DNA barcoding enables multiplexed identification of biomolecules in pooled sequencing experiments, with broad applications including spatial transcriptomics. Photolithographic synthesis of high-density barcode arrays achieves library sizes exceeding \(10^5\) unique sequences but introduces error rates of 10–20% per nucleotide through substitutions, insertions, and deletions. Classical error-correcting codes cannot scale to such library sizes while maintaining robust error correction under these conditions.

Methods

We benchmarked three computational barcode decoding approaches—Columba (FM-index-based lossless alignment), QUIK (k-mer filtering with GPU acceleration), and RandomBarcodes (trimer-based triage with GPU parallelization)—across simulated and empirical datasets. Simulations spanned barcode lengths of 28–36 nt, library sizes of 21,000–85,000 barcodes, and error rates of 9–32%. Real sequencing data were generated from photolithographically synthesized arrays at three printing density levels.

Results

Under medium error rates (~23%), QUIK achieved the highest recall (87–89%) while maintaining precision \(>99.5\%\), outperforming RandomBarcodes (recall 56%, precision \(>99.8\%\)) and Columba (recall 35%, precision 98–100%).
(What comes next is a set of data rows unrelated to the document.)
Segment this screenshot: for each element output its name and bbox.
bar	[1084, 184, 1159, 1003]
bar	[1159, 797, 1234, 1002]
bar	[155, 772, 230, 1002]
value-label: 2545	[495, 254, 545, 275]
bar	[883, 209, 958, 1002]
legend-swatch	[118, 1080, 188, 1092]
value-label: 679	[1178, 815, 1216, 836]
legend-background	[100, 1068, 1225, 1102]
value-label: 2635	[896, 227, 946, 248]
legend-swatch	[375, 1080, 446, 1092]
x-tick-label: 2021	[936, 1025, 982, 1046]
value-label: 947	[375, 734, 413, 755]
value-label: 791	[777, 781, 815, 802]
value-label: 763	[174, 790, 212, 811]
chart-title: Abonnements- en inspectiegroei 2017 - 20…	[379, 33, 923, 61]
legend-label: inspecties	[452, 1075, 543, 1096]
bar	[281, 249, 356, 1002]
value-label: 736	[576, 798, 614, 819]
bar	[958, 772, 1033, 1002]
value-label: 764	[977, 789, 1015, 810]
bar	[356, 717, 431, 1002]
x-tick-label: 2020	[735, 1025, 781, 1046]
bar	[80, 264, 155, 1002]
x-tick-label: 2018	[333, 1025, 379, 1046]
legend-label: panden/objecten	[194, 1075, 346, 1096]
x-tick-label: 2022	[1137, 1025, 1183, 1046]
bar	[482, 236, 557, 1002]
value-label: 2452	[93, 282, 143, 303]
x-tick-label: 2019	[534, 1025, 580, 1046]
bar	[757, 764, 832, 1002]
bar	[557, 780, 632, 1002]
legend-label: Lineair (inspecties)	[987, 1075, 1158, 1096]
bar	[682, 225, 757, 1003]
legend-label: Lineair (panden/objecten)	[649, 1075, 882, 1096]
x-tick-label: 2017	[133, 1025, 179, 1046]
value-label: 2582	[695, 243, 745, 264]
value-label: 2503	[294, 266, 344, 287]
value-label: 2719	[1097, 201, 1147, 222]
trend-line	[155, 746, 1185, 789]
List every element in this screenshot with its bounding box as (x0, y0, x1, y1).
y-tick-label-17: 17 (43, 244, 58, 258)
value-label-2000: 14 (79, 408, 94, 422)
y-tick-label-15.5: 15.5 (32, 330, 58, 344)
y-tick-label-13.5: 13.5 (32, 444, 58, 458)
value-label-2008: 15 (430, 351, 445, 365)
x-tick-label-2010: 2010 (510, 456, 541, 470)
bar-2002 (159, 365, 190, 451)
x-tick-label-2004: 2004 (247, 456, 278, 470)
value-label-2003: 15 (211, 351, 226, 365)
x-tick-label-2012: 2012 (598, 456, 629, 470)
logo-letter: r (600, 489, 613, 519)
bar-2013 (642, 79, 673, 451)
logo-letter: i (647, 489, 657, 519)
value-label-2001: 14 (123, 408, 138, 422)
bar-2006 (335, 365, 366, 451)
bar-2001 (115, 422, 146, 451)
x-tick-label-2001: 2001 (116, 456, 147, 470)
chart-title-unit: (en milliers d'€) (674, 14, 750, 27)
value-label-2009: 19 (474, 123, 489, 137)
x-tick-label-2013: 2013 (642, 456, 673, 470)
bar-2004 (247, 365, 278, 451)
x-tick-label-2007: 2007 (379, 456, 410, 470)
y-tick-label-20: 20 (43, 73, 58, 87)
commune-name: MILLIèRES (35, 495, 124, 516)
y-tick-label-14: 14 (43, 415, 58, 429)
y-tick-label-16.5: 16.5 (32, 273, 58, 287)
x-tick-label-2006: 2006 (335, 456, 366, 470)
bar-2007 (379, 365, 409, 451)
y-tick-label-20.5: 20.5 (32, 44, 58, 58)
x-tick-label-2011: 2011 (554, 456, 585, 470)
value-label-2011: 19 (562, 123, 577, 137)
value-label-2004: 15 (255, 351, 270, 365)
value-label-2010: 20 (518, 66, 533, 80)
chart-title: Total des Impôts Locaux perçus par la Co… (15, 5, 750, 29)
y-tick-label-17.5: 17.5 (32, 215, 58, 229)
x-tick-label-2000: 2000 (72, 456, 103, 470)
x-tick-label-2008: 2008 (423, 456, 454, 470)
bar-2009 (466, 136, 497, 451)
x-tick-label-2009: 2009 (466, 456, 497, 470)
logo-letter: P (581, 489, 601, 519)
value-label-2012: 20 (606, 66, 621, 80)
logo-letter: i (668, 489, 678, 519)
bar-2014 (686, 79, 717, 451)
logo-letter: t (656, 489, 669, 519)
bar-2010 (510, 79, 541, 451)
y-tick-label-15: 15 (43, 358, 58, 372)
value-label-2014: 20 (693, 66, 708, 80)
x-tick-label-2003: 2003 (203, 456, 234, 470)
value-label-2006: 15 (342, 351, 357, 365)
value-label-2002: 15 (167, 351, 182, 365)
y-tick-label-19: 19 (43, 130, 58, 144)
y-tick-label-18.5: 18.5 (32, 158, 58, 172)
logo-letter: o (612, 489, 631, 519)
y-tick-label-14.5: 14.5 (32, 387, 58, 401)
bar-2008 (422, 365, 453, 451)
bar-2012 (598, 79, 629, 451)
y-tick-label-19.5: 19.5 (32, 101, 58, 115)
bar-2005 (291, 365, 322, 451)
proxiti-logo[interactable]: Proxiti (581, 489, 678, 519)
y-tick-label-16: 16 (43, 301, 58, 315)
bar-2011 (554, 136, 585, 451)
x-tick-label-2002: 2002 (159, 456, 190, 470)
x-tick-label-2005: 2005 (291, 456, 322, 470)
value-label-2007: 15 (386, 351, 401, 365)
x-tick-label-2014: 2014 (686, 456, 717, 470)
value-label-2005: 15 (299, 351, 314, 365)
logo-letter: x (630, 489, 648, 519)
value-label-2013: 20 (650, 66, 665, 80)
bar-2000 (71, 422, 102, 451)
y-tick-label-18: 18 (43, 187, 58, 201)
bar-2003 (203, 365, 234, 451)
QUIK demonstrated superior scalability, processing 59,620 reads/second on a single GPU compared to RandomBarcodes (68 reads/second) and Columba (1550 reads/second with 8 CPU threads). Barcode length strongly influenced accuracy: 34-nt barcodes enabled 75% recall at 99.97% precision with QUIK, compared to 60% recall with 32-nt barcodes. On real data from a 42,000-spot subarray with 36-nt barcodes, QUIK managed a 57% assignment rate with perfect precision, versus 52% (Columba, precision 99.96) and 50% (RandomBarcodes, precision 99.82).

Conclusions

QUIK provides the optimal balance of speed, accuracy, and scalability for high-density spatial transcriptomics applications under realistic synthesis error conditions. Barcode lengths \(\ge 34\) nt are recommended for applications requiring \(>75\%\) read recovery at \(>99.9\%\) precision.